Lambert keeps returning to the right question: "How do we stack these bricks into coherent long-term projects?" The industry answer is drifting toward orchestration: better task decomposition, better agent UX, better async workflows, more parallelism, more "prompt architecture."

That helps, but it dodges the hard truth: coherence is not primarily an orchestration problem. It is a verification and boundary problem.

If the inner loop accelerates, then any missing invariant, ambiguous interface, or unstated constraint becomes a compounding error. You don’t solve that by pointing the army harder. You solve it by changing what "done" means: done is evidence, not output.

The Centaur framing is blunt about this: verification dominates execution. The system must be designed so meaningful behavior can be exercised deterministically, observed precisely, and falsified quickly—by humans and agents—without relying on heavyweight process. That is governance, but at the right layer: executable evidence in the inner loop, not committees in the outer loop.

The hidden trap

"Software is becoming free" is rhetorically effective, and directionally true for greenfield prototypes and many classes of implementation work. But it can also be dangerously misleading.
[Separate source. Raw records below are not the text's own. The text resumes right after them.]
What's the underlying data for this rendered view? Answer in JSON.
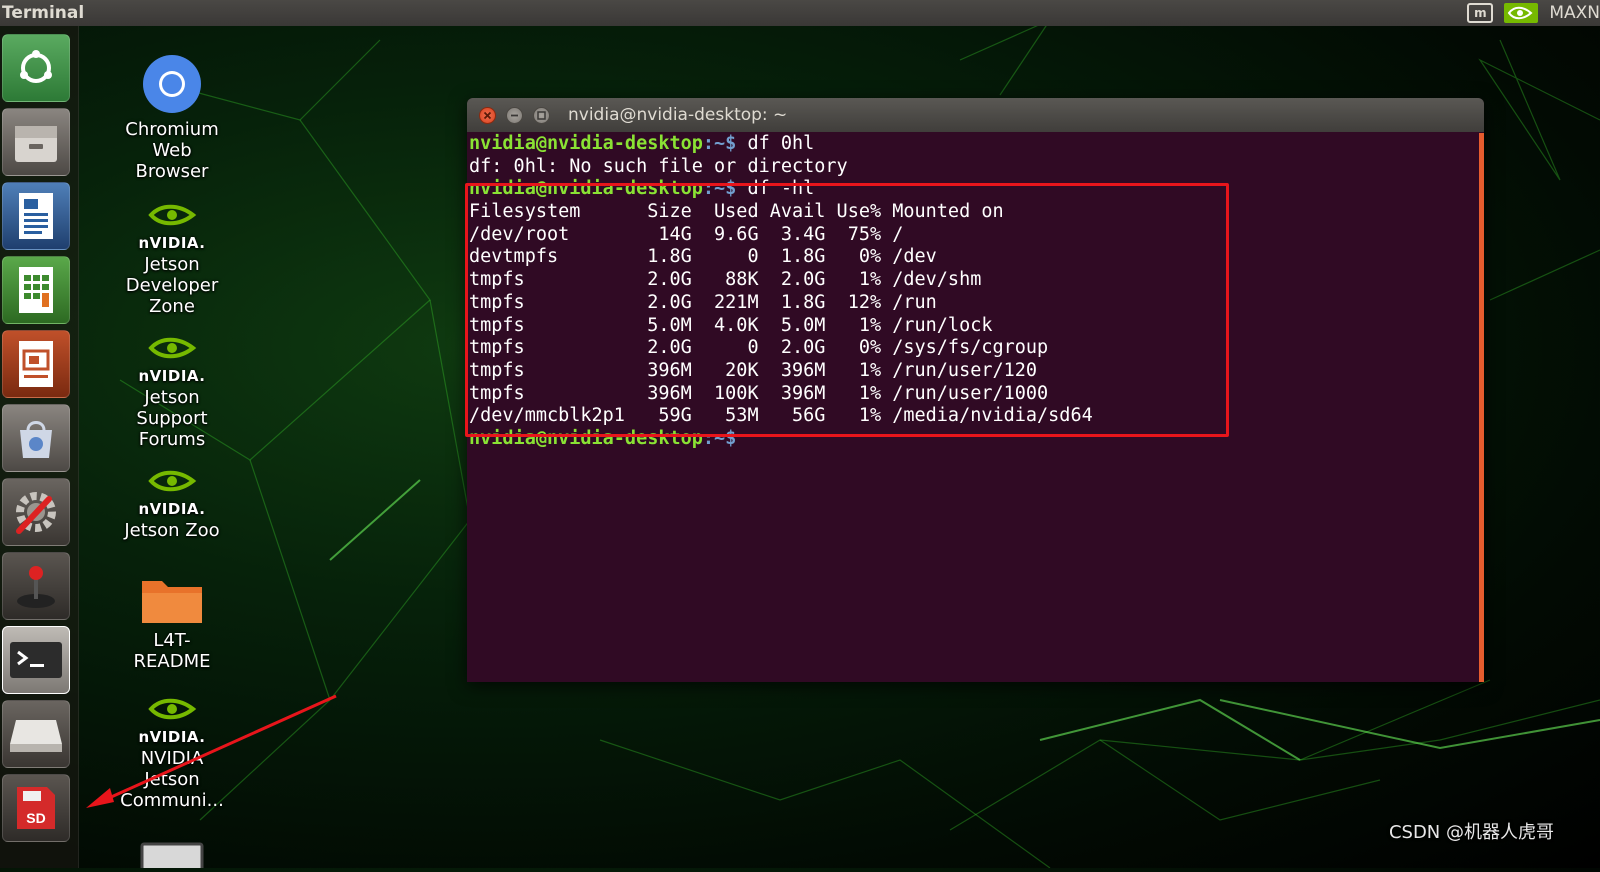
{
  "top_panel": {
    "app_title": "Terminal",
    "keyboard_indicator": "m",
    "power_mode": "MAXN"
  },
  "launcher": {
    "items": [
      {
        "name": "ubuntu-dash-icon"
      },
      {
        "name": "files-icon"
      },
      {
        "name": "writer-icon"
      },
      {
        "name": "calc-icon"
      },
      {
        "name": "impress-icon"
      },
      {
        "name": "software-center-icon"
      },
      {
        "name": "system-settings-icon"
      },
      {
        "name": "joystick-icon"
      },
      {
        "name": "terminal-icon"
      },
      {
        "name": "drive-icon"
      },
      {
        "name": "sd-card-icon",
        "label": "SD"
      }
    ]
  },
  "desktop_icons": [
    {
      "label_lines": [
        "Chromium",
        "Web",
        "Browser"
      ]
    },
    {
      "brand": "nVIDIA.",
      "label_lines": [
        "Jetson",
        "Developer",
        "Zone"
      ]
    },
    {
      "brand": "nVIDIA.",
      "label_lines": [
        "Jetson",
        "Support",
        "Forums"
      ]
    },
    {
      "brand": "nVIDIA.",
      "label_lines": [
        "Jetson Zoo"
      ]
    },
    {
      "label_lines": [
        "L4T-",
        "README"
      ]
    },
    {
      "brand": "nVIDIA.",
      "label_lines": [
        "NVIDIA",
        "Jetson",
        "Communi..."
      ]
    }
  ],
  "terminal": {
    "title": "nvidia@nvidia-desktop: ~",
    "prompt_user": "nvidia@nvidia-desktop",
    "prompt_sep": ":~$",
    "lines": [
      {
        "type": "prompt",
        "cmd": " df 0hl"
      },
      {
        "type": "out",
        "text": "df: 0hl: No such file or directory"
      },
      {
        "type": "prompt",
        "cmd": " df -hl"
      },
      {
        "type": "out",
        "text": "Filesystem      Size  Used Avail Use% Mounted on"
      },
      {
        "type": "out",
        "text": "/dev/root        14G  9.6G  3.4G  75% /"
      },
      {
        "type": "out",
        "text": "devtmpfs        1.8G     0  1.8G   0% /dev"
      },
      {
        "type": "out",
        "text": "tmpfs           2.0G   88K  2.0G   1% /dev/shm"
      },
      {
        "type": "out",
        "text": "tmpfs           2.0G  221M  1.8G  12% /run"
      },
      {
        "type": "out",
        "text": "tmpfs           5.0M  4.0K  5.0M   1% /run/lock"
      },
      {
        "type": "out",
        "text": "tmpfs           2.0G     0  2.0G   0% /sys/fs/cgroup"
      },
      {
        "type": "out",
        "text": "tmpfs           396M   20K  396M   1% /run/user/120"
      },
      {
        "type": "out",
        "text": "tmpfs           396M  100K  396M   1% /run/user/1000"
      },
      {
        "type": "out",
        "text": "/dev/mmcblk2p1   59G   53M   56G   1% /media/nvidia/sd64"
      },
      {
        "type": "prompt",
        "cmd": ""
      }
    ]
  },
  "watermark": "CSDN @机器人虎哥",
  "colors": {
    "terminal_bg": "#300a24",
    "prompt_user": "#8ae234",
    "prompt_path": "#729fcf",
    "highlight": "#e8151b",
    "nvidia_green": "#76b900"
  }
}
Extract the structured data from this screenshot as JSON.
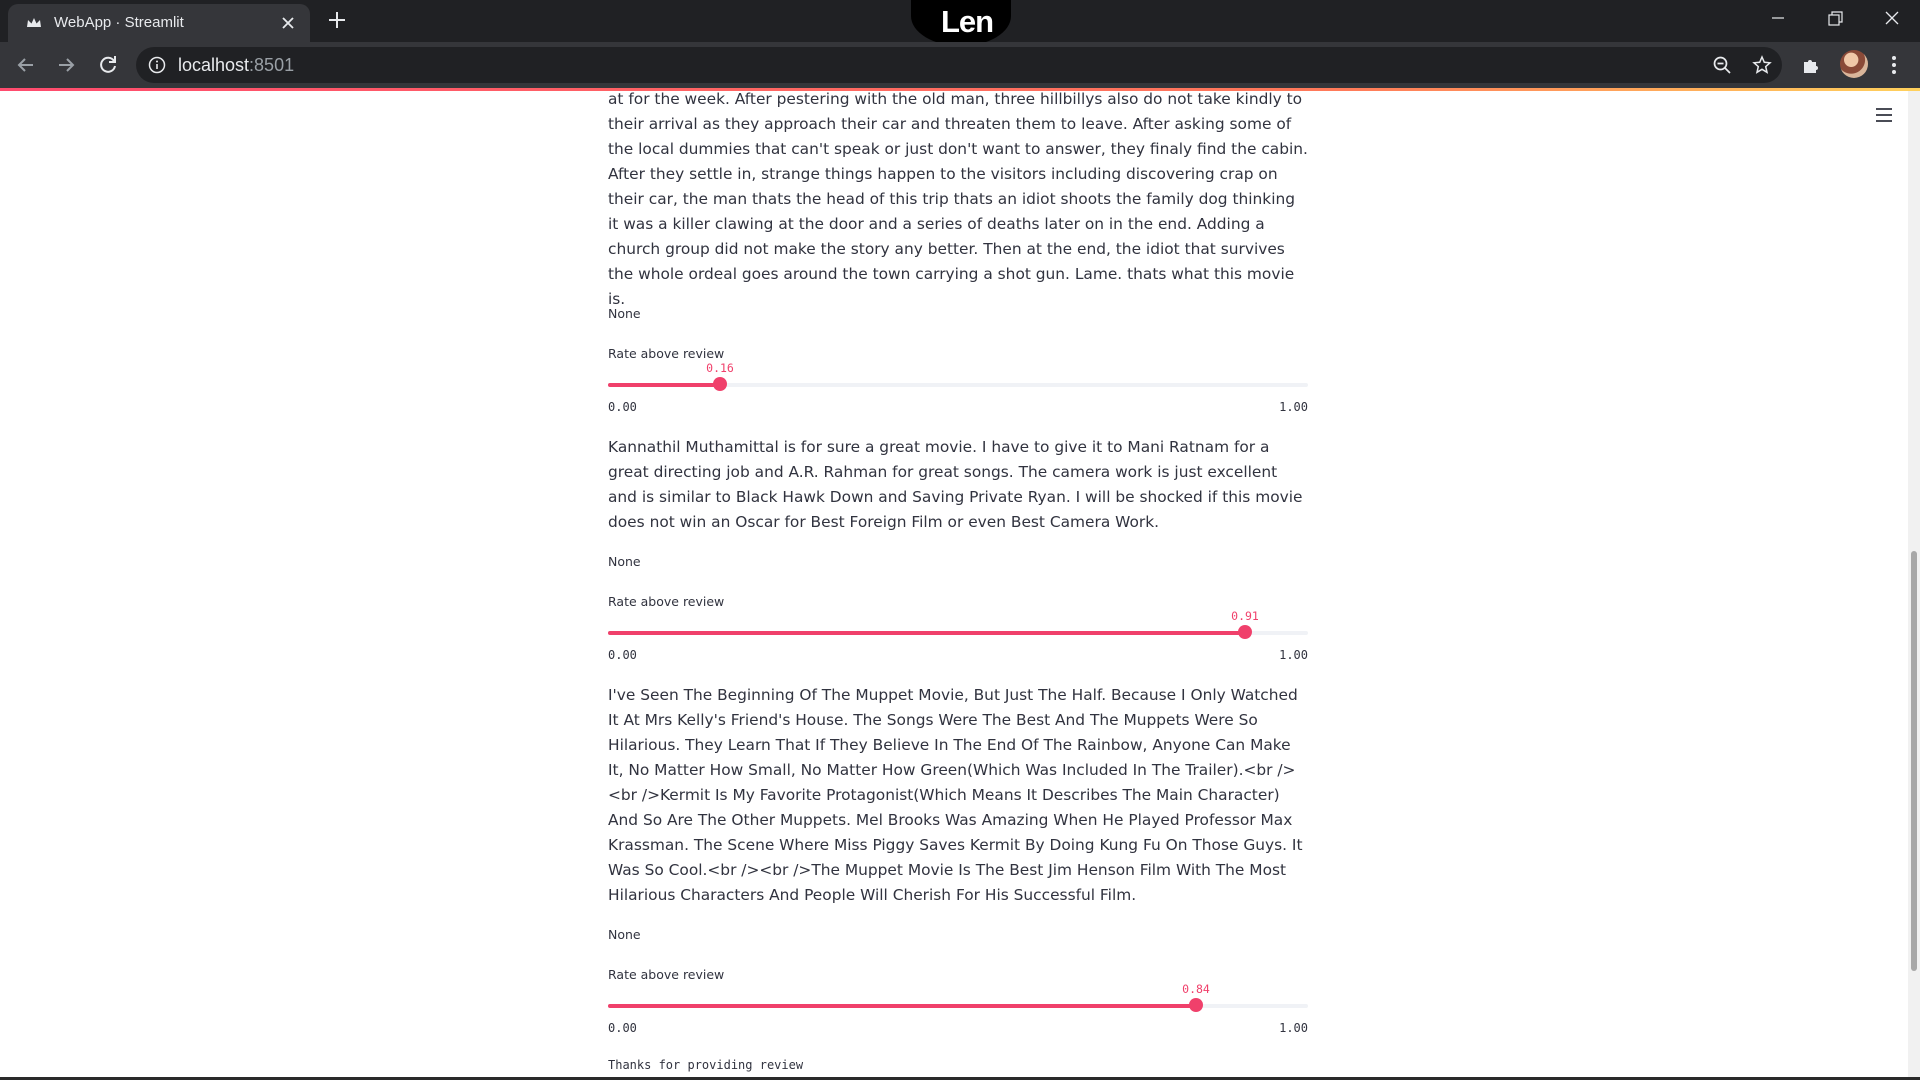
{
  "browser": {
    "tab_title": "WebApp · Streamlit",
    "overlay_text": "Len",
    "url_host": "localhost",
    "url_port": ":8501",
    "icons": {
      "favicon": "streamlit-crown-icon",
      "tab_close": "close-icon",
      "new_tab": "plus-icon",
      "minimize": "minimize-icon",
      "restore": "restore-icon",
      "close_window": "close-icon",
      "back": "arrow-left-icon",
      "forward": "arrow-right-icon",
      "reload": "reload-icon",
      "site_info": "info-icon",
      "zoom": "zoom-out-icon",
      "bookmark": "star-icon",
      "extensions": "puzzle-icon",
      "profile": "avatar",
      "menu": "kebab-menu-icon"
    }
  },
  "app": {
    "menu_icon": "hamburger-icon",
    "accent_color": "#f0406b",
    "text_color": "#31333f",
    "reviews": [
      {
        "text": "at for the week. After pestering with the old man, three hillbillys also do not take kindly to their arrival as they approach their car and threaten them to leave. After asking some of the local dummies that can't speak or just don't want to answer, they finaly find the cabin. After they settle in, strange things happen to the visitors including discovering crap on their car, the man thats the head of this trip thats an idiot shoots the family dog thinking it was a killer clawing at the door and a series of deaths later on in the end. Adding a church group did not make the story any better. Then at the end, the idiot that survives the whole ordeal goes around the town carrying a shot gun. Lame. thats what this movie is.",
        "output": "None",
        "slider_label": "Rate above review",
        "value": 0.16,
        "value_text": "0.16",
        "min_text": "0.00",
        "max_text": "1.00"
      },
      {
        "text": "Kannathil Muthamittal is for sure a great movie. I have to give it to Mani Ratnam for a great directing job and A.R. Rahman for great songs. The camera work is just excellent and is similar to Black Hawk Down and Saving Private Ryan. I will be shocked if this movie does not win an Oscar for Best Foreign Film or even Best Camera Work.",
        "output": "None",
        "slider_label": "Rate above review",
        "value": 0.91,
        "value_text": "0.91",
        "min_text": "0.00",
        "max_text": "1.00"
      },
      {
        "text": "I've Seen The Beginning Of The Muppet Movie, But Just The Half. Because I Only Watched It At Mrs Kelly's Friend's House. The Songs Were The Best And The Muppets Were So Hilarious. They Learn That If They Believe In The End Of The Rainbow, Anyone Can Make It, No Matter How Small, No Matter How Green(Which Was Included In The Trailer).<br /><br />Kermit Is My Favorite Protagonist(Which Means It Describes The Main Character) And So Are The Other Muppets. Mel Brooks Was Amazing When He Played Professor Max Krassman. The Scene Where Miss Piggy Saves Kermit By Doing Kung Fu On Those Guys. It Was So Cool.<br /><br />The Muppet Movie Is The Best Jim Henson Film With The Most Hilarious Characters And People Will Cherish For His Successful Film.",
        "output": "None",
        "slider_label": "Rate above review",
        "value": 0.84,
        "value_text": "0.84",
        "min_text": "0.00",
        "max_text": "1.00"
      }
    ],
    "thanks_text": "Thanks for providing review"
  }
}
Integration is not free. Blast radius is not free. Maintenance is not free. Accountability is not free.

As generation gets cheaper, the cost center shifts to what survives reality: contracts, invariants, testability, operational fitness, and the ability to localize failure. The winning strategy is not "more ambitious agent tasks." It’s building architectures where partial understanding is safe—narrow interfaces, strong boundaries, and verification that prevents drift from propagating.

In other words: as software gets cheaper to produce, slowness gets more expensive, because coordination defects are amplified by speed.

Takeaway

The practical takeaway is simple: "getting good at agents" is necessary—but insufficient. The real skill is building systems that stay coherent at machine speed: evidence over theater, falsification over persuasion, and boundaries that make rapid change safe.